Todos los miles de millones de quetzales destinados a obras de educación, saneamiento, nutrición, salud materna o proyectos productivos que no llegaron a concretarse o quedaron a medias debido a que fueron desviados, malversados, desperdiciados en sobrecostos o simplemente robados en las últimas dos décadas constituyen una infamia cuya consecuencia moral recae sobre cada uno de esos funcionarios que faltaron a su juramento, en cualquier nivel, que se cebaron a partir de las necesidades de desarrollo del país.
Los frutos de esa mezcla de ineficiencia, latrocinio y relativismo en el servicio público ha sido una de las principales causas del escaso, por no decir inexistente, avance en la consecución de metas de desarrollo humano. No se trata solo de cifras y números, sino de historias reales de dolor, precariedad y sufrimiento. No son presentaciones con gráficas digitalizadas para justificar una plaza burocrática, sino consecuencias tangibles y patéticas en comunidades en donde no hay trabajo, no hay comida y no hay perspectivas de cambio.
La tragedia del estancamiento del desarrollo humano de Guatemala no tiene un nombre, tiene muchos nombres y muchos apellidos. Se llama Jakelin Caal Maquín, la niña que vivió su séptimo cumpleaños muy lejos de su aldea natal en Alta Verapaz, debido a que iba en ruta, junto con su padre, hacia Estados Unidos, país en el cual murió bajo detención migratoria; se llama Claudia Gómez, la joven quetzalteca de 19 años que murió baleada por un policía migratorio en Laredo, Texas, en mayo de 2018; se llama Carlos Gregorio Hernández, el muchacho de 16 años que salió de Olopa, Chiquimula, con la esperanza de poder encontrar trabajo y futuro en el país del norte.
Y así se podría continuar con una lista de miles y miles de nombres, no solo de migrantes, sino de todos aquellos ciudadanos que carecen de vías para mejorar sus condiciones de vida, factor que detonó un masivo éxodo en el último año. Subir un puesto en el Índice de Desarrollo Humano, en las actuales circunstancias, no es ningún logro, puesto que en 2016 el país estuvo en ese mismo lugar. Peor aún, la tendencia desde hace tres lustros marca un estancamiento, que se puede ver reflejado claramente en el repunte de la desnutrición, en la caída de la competitividad durante el actual gobierno y en la falta de planes de Estado para llevar desarrollo a todas las regiones del país.
El gobierno entrante tiene ante sí la expectativa de una nación cansada de los manejos antojadizos del erario.
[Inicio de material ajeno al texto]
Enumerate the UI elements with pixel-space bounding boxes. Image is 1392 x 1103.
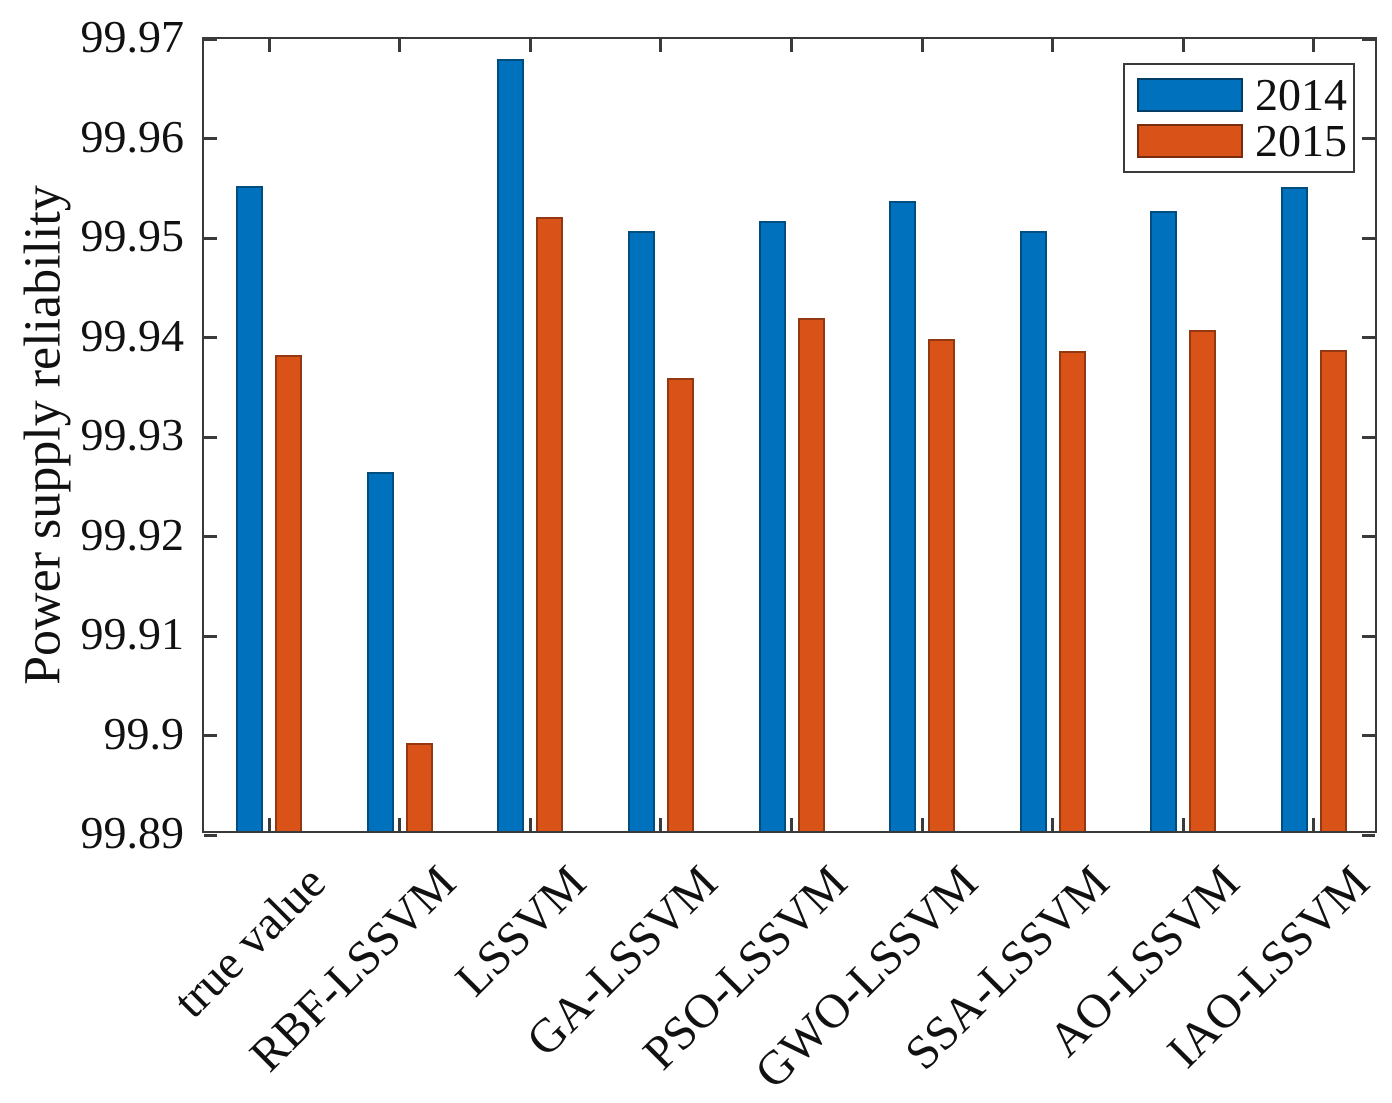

Su primer paso deberá ser establecer un riguroso criterio de austeridad del cual deben dar ejemplo los gobernantes; el segundo paso es marcar una agenda de prioridades de atención urgente a las regiones con mayores índices de pobreza pero el impulso de un marco jurídico que propicie un mejor clima de inversión que a su vez genere empleos y favorezca los emprendimientos. El desarrollo no es un discurso repleto de promesas que se lleva el tiempo; tampoco es un conjunto de estadísticas maquilladas ni es reinventar la forma de medir la pobreza para hacerla parecer menor de lo que es. El desarrollo del país es la provisión de herramientas técnicas, capacidades prácticas y perspectivas viables para que no haya más familias encerradas como criminales en tristes celdas de malla, para que no existan más adolescentes que deserten de la escuela por tener que irse a trabajar a un centro urbano, para que no se deba conmemorar más muertes de niños en una frontera inhóspita a la cual nunca debieron ir.